The readiness of automatic analysis methods for clinical implementation depends on the complexity of the task, but also on other factors. ML algorithms require large training sets, and tasks with abundant data may be easier to automate. For example, obtaining a ground truth for e.g., non-calcified plaque characterization is very challenging. Therefore, data sets are generally small and ML algorithms remain at an early developmental stage. In contrast, large data sets are available for the development of ML-based CAC scoring methods, which has led to highly accurate results in both dedicated cardiac CT images (11) and other CT images visualizing the heart (8, 32). Similarly, ML-based FFRCT development is aided by the availability of large data sets with CFD-derived reference values. An important remaining step toward clinical application of FFRCT lies in performance evaluation specifically for subjects around the FFR threshold of 0.8, which were shown to be most challenging (90). Furthermore, a recent study showed that not all CCTA exams are suitable for FFRCT analysis (78).

Many challenges in the adoption of machine learning methods in the clinic are not exclusive to CAD detection in cardiac CT. For example, ML algorithms could show unexpected behavior, motivating research into ML interpretability and explainability (91). Furthermore, it is important to point out that ML algorithms are often trained and evaluated on single center studies with high risk for selective biases, and under exclusion of low quality scans.

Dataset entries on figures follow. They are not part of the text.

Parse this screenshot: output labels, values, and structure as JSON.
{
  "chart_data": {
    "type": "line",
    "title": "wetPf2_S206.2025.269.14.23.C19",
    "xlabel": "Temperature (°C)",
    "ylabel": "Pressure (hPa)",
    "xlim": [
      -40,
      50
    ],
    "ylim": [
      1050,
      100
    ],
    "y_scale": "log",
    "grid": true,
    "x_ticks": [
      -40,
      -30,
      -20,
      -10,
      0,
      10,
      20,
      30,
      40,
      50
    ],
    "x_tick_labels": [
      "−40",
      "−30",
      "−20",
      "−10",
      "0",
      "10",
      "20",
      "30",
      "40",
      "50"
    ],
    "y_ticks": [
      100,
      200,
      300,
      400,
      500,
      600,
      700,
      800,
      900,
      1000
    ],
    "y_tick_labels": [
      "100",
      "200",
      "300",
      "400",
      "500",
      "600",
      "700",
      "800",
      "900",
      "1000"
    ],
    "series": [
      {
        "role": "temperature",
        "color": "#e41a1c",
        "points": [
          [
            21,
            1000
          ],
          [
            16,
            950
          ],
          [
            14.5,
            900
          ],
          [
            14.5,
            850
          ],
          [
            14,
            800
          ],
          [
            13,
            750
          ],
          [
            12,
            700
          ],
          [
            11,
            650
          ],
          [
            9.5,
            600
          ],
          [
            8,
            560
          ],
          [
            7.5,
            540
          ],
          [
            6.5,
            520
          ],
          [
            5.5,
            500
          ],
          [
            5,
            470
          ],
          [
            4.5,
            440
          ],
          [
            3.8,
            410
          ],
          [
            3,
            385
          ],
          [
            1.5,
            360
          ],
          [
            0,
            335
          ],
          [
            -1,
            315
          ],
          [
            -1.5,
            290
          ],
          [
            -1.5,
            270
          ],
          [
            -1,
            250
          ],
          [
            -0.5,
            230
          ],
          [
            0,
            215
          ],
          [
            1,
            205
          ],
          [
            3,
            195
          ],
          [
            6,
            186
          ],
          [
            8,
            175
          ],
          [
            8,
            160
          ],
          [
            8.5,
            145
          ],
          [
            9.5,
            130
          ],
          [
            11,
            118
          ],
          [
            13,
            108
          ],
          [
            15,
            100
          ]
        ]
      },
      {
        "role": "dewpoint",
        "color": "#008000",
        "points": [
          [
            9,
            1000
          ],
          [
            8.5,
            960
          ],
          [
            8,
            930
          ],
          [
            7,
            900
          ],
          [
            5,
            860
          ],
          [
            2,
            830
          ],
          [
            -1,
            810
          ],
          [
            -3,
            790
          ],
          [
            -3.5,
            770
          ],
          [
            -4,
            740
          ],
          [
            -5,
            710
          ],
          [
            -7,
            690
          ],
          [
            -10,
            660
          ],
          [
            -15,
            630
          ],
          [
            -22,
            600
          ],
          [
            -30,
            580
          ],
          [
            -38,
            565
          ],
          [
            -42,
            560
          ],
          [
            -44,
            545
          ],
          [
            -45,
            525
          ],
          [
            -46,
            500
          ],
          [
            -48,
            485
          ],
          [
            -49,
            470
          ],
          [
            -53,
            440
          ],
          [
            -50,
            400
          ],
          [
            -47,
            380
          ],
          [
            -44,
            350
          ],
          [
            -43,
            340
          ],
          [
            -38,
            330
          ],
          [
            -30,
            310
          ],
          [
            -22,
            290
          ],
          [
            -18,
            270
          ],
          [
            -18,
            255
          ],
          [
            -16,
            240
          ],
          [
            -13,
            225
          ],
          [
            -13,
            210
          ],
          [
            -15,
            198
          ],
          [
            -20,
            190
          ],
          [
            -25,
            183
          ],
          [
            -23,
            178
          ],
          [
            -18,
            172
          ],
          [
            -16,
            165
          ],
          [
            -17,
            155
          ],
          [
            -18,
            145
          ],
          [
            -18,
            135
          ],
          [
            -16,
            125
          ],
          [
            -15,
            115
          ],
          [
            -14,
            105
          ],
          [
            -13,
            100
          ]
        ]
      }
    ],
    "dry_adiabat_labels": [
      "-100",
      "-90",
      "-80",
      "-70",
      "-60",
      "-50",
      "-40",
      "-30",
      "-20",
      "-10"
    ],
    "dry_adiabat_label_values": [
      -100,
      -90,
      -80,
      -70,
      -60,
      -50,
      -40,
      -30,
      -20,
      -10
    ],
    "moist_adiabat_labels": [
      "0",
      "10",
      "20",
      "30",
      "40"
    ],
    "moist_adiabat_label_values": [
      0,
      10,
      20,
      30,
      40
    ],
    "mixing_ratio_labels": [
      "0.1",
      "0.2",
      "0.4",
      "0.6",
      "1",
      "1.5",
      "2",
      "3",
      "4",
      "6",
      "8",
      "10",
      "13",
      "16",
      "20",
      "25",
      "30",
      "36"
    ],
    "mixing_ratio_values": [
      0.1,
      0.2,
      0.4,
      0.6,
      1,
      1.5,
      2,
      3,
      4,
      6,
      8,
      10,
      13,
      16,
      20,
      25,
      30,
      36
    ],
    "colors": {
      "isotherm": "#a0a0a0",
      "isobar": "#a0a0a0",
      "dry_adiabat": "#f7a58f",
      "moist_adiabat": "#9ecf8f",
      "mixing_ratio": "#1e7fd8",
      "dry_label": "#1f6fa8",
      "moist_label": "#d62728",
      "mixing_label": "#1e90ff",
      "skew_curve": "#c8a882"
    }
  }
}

Despite these challenges, current rapid development allows for justifiable hope that the importance of ML algorithms in cardiac CT will not cease to increase in near future, with benefits for clinicians and patients alike.

Author Contributions

NH and SV drafted the manuscript, which was critically revised and edited by JW, TL, and II. Authors agree to be accountable for all aspects of the work.

Conflict of Interest

II and TL received institutional research projects by Dutch Technology Foundation cofunded by Pie Medical Imaging and Philips Healthcare (P15-26), the Netherlands Organisation for Health Research and Development with participation of Pie Medical Imaging (104003009). II received institutional research project by Dutch Technology Foundation cofunded by Pie Medical Imaging (12726). II and TL are cofounders and shareholders of Quantib-U BV. The remaining authors declare that the research was conducted in the absence of any commercial or financial relationships that could be construed as a potential conflict of interest.